Turkey will criminalise adultery

TURKEY'S Islamic-rooted ruling party will press ahead with its plan to criminalise adultery despite earlier statements the controversial measure had been shelved, a party member said yesterday.

Turkey will criminalise adultery

The decision came two days after the party said it was abandoning the plan after protests from women's groups and warnings from the European Union that it could jeopardise Turkey's chances of joining.

In revising its proposal, the party has replaced the word "adultery" with "sexual infidelity," a senior member of the ruling party said, speaking on condition of anonymity.
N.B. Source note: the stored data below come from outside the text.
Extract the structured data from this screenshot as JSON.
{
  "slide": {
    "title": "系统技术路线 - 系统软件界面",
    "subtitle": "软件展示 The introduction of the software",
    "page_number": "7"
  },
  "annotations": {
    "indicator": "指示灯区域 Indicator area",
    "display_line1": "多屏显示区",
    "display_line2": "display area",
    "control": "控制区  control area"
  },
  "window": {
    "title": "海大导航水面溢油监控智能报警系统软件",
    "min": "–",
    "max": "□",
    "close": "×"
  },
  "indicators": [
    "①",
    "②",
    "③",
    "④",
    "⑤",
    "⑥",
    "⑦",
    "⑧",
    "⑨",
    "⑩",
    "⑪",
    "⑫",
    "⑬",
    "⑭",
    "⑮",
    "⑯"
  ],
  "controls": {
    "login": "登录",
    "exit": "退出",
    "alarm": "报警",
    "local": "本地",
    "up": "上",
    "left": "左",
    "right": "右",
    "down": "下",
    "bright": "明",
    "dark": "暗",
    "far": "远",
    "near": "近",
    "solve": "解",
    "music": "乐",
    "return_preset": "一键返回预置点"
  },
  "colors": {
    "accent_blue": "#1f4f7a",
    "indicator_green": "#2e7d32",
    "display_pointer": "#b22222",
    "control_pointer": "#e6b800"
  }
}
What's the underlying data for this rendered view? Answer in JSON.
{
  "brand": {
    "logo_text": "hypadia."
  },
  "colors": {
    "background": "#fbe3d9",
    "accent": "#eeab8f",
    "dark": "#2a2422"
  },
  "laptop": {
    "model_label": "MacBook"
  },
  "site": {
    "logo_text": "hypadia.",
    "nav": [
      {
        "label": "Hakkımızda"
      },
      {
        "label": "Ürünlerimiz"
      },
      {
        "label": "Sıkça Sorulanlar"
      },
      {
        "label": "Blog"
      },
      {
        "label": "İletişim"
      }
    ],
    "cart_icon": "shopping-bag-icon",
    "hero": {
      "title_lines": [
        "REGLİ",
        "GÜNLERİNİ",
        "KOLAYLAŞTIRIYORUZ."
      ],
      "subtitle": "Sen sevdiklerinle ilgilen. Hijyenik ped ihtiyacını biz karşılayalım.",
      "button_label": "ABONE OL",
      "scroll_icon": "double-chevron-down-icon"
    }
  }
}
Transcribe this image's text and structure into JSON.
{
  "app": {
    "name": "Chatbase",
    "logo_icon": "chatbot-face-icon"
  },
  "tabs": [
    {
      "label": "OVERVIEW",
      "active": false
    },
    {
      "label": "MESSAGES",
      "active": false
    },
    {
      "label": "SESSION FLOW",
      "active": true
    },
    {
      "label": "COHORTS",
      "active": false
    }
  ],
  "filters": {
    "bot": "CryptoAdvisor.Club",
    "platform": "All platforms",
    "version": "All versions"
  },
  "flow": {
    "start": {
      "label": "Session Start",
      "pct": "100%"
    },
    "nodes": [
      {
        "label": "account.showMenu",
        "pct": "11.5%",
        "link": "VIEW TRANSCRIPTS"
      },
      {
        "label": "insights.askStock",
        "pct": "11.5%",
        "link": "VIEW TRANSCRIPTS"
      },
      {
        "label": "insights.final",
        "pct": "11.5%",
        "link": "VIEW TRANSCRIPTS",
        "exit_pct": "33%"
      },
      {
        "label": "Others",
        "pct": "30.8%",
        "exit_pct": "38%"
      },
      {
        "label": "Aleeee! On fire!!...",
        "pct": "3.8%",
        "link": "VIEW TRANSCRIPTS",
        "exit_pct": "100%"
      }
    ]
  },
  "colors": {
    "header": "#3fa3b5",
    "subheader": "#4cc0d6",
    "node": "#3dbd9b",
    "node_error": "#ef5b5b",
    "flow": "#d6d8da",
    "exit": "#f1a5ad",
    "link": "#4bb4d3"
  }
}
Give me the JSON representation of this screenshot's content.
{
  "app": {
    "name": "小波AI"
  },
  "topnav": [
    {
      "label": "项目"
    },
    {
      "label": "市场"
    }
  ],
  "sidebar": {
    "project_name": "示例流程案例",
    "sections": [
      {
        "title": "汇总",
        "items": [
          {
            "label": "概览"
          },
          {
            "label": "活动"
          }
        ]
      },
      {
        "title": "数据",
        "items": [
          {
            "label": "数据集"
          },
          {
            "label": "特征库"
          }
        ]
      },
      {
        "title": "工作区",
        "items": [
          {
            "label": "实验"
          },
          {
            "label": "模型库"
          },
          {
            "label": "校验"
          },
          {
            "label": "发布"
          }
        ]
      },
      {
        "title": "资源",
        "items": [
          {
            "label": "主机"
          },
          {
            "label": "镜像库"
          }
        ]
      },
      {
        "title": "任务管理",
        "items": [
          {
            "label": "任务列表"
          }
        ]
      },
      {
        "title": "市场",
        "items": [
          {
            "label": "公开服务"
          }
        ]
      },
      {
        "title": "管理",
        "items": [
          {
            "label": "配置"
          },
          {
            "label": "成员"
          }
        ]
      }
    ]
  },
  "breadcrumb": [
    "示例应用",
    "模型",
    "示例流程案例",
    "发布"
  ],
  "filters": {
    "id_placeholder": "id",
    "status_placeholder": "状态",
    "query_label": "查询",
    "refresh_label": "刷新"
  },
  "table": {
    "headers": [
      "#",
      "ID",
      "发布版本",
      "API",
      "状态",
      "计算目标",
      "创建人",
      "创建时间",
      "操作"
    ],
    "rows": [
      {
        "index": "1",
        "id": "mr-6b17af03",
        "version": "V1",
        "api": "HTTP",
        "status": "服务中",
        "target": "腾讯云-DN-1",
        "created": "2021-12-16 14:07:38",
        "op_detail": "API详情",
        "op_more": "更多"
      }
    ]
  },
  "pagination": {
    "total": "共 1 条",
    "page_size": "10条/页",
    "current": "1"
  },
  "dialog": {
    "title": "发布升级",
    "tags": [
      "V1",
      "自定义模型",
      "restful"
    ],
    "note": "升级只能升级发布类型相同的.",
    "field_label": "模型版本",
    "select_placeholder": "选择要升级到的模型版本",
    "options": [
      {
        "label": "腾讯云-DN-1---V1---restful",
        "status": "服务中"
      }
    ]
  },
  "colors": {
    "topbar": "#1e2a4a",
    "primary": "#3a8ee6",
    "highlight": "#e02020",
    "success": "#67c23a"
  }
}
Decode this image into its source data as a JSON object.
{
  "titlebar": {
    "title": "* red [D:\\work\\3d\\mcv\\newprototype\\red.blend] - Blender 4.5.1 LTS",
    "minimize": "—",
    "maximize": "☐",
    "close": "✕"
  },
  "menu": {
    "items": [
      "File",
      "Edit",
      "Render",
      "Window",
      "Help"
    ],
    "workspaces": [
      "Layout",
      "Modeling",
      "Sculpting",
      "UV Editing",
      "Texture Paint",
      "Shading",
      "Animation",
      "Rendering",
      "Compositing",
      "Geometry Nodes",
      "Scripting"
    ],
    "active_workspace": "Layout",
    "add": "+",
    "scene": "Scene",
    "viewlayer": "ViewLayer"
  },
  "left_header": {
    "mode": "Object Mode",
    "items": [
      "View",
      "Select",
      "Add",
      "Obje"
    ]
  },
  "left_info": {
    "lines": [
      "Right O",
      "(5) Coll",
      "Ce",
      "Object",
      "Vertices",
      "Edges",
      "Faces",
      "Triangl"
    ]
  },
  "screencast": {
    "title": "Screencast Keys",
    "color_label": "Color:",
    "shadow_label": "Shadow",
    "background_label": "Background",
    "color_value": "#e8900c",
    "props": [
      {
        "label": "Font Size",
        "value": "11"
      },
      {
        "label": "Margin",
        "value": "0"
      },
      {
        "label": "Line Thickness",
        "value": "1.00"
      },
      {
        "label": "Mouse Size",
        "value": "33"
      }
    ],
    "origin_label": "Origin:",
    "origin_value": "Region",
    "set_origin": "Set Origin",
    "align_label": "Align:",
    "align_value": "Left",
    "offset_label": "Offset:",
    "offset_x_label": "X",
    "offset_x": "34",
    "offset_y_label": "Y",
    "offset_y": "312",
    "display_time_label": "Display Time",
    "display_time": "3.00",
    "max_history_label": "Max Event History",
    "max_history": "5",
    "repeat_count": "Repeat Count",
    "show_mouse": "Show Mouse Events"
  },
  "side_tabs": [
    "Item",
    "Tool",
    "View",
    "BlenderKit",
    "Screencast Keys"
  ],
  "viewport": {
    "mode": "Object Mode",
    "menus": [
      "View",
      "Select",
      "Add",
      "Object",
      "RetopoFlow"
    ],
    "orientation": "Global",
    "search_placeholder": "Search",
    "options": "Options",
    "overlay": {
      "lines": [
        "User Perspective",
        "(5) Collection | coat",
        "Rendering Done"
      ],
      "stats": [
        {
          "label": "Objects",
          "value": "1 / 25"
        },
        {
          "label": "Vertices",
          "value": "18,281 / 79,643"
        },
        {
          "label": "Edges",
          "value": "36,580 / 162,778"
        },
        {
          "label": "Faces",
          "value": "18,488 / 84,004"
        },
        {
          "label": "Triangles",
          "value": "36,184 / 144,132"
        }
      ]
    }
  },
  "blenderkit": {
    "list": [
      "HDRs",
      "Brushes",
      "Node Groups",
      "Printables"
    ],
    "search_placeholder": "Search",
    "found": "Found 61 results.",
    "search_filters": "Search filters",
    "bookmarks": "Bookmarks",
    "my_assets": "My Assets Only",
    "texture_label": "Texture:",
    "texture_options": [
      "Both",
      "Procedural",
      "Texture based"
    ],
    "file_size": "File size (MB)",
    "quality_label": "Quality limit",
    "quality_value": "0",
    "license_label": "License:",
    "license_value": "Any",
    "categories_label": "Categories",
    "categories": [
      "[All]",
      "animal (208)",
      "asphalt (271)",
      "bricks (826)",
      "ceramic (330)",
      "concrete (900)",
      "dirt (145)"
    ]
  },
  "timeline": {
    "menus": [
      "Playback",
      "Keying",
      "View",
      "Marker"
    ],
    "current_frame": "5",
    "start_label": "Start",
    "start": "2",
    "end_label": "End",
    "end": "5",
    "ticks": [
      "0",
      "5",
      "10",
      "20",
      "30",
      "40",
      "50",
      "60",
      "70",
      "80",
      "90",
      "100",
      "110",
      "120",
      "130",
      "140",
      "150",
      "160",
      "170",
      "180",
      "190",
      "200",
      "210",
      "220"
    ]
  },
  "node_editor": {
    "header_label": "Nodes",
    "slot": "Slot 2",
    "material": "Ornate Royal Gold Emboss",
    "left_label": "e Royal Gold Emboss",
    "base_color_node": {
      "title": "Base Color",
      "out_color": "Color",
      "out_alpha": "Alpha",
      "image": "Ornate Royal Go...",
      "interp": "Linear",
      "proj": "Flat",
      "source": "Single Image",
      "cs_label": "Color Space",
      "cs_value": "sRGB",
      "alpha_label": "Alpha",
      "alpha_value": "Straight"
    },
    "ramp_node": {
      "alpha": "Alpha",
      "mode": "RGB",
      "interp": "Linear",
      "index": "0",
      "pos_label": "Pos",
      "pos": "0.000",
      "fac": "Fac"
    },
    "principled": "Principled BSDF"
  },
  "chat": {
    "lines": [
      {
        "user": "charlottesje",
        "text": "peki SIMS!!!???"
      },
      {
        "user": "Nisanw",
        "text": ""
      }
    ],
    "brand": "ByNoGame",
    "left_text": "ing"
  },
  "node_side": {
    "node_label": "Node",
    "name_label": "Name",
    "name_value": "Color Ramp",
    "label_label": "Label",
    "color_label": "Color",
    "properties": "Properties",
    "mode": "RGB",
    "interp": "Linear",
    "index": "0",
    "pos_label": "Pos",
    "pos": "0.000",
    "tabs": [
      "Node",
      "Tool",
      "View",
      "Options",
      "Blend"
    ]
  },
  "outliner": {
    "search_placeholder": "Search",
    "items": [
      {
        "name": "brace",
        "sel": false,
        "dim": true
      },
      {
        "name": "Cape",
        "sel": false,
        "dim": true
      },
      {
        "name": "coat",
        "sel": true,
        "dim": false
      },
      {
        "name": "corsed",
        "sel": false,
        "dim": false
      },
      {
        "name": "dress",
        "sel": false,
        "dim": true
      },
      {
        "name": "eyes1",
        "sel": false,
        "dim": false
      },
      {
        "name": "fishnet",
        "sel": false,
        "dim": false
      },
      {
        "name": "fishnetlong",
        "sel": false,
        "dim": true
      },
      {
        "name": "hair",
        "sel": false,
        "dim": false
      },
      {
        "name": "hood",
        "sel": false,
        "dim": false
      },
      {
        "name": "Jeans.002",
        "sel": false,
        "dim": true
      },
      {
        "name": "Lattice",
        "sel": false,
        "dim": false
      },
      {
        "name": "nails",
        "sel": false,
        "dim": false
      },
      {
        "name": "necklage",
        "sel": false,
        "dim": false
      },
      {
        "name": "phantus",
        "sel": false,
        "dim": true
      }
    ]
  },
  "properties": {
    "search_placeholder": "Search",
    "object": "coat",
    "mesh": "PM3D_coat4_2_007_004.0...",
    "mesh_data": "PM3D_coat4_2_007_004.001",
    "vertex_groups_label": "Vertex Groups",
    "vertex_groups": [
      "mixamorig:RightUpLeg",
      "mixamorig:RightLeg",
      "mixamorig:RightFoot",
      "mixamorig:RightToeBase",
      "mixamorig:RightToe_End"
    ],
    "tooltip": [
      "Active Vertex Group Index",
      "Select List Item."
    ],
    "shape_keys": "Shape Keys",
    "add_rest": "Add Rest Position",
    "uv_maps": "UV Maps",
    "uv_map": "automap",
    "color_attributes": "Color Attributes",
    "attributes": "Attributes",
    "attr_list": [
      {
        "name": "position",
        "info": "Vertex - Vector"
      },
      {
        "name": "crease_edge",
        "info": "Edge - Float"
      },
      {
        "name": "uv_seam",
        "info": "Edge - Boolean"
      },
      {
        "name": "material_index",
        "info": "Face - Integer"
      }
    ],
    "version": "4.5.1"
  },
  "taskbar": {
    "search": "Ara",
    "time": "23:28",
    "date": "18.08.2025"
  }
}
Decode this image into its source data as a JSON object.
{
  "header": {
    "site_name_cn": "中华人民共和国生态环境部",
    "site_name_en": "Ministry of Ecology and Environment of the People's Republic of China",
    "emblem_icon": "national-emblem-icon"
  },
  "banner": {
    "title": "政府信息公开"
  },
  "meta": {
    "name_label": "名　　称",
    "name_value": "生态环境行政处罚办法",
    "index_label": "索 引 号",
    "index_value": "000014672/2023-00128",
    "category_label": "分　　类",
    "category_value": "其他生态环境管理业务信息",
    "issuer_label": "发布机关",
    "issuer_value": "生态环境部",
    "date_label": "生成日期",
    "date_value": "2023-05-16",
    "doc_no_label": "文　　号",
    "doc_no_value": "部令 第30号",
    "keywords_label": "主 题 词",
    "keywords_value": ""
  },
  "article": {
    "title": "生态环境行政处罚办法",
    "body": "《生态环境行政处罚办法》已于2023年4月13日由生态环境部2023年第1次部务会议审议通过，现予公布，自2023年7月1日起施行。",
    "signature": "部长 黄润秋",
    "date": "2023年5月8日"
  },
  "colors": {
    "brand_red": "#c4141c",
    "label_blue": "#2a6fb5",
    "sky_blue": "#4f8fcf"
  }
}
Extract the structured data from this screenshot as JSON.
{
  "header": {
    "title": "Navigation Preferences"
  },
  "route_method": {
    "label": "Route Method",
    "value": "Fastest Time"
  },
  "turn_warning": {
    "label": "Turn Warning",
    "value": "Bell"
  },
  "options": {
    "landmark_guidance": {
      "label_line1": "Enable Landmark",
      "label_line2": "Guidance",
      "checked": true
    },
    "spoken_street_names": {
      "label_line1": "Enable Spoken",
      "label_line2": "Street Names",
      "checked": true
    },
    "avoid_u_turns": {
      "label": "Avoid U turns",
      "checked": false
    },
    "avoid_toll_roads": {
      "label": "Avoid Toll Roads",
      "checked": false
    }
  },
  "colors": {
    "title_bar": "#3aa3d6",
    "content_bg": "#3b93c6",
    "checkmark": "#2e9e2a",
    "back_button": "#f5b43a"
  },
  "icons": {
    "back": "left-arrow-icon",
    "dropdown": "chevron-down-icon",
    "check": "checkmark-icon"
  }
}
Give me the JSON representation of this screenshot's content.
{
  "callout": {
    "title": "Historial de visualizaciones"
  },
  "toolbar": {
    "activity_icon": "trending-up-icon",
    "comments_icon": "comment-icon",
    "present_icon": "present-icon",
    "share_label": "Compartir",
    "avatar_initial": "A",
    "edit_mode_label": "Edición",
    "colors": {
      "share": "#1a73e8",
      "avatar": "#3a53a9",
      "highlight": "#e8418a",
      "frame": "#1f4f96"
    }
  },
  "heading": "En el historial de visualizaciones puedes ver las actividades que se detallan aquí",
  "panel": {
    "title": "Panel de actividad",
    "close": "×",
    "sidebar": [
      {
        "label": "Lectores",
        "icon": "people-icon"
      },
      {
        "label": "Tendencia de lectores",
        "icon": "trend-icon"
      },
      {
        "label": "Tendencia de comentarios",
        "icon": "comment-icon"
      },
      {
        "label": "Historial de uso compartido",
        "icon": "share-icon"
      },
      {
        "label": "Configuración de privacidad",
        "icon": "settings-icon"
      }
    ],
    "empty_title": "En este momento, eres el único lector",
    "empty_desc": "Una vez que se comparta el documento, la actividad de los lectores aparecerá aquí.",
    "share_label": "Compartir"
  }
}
Senior opposition figure Ali Topuz - whose party rejects the adultery proposal - said he and other opposition lawmakers were preparing to walk out of parliament if the measure was resubmitted.

"There is pressure on us, we can never accept this," Topuz told CNN-Turk television. "If the adultery proposal comes to the parliament then they bear the responsibility.

"We would do anything we can at the highest level to paralyse the parliament."

The push to outlaw adultery comes as Turkey revises its 78-year-old penal code in the hope of EU membership.

Though the proposed adultery ban has alarmed EU officials, Ankara has been trying to tack it on to the penal code revisions - apparently to appease prime minister Recep Tayyip Erdogan's conservative and devoutly Islamic base.

Some Europeans and Turkish secularists fear Erdogan may be trying to steer the country away from its more than eight decades of strict secularism, instituted by Ataturk, who founded modern Turkey out of the ruins of the Ottoman Empire after World War I. Turkey's 70 million people are predominantly Muslim.

During a parliament session yesterday, hardline lawmakers of Erodogan's Justice Development Party forced a two-hour suspension of voting on penal code reforms, objecting to several amendments apparently aimed at strengthening secularism.

The contested amendments would ban Islamic clerics from criticising the government and imprison non-clerics for wearing Islamic attire.

On the revised adultery ban, CNN-Turk reported that Erdogan told his lawmakers to prepare a proposal in line with the demands of the public - which he insists wants adultery outlawed. Amid the tensions, hard-liners met with Erdogan and the Justice Minister Cemil Cicek.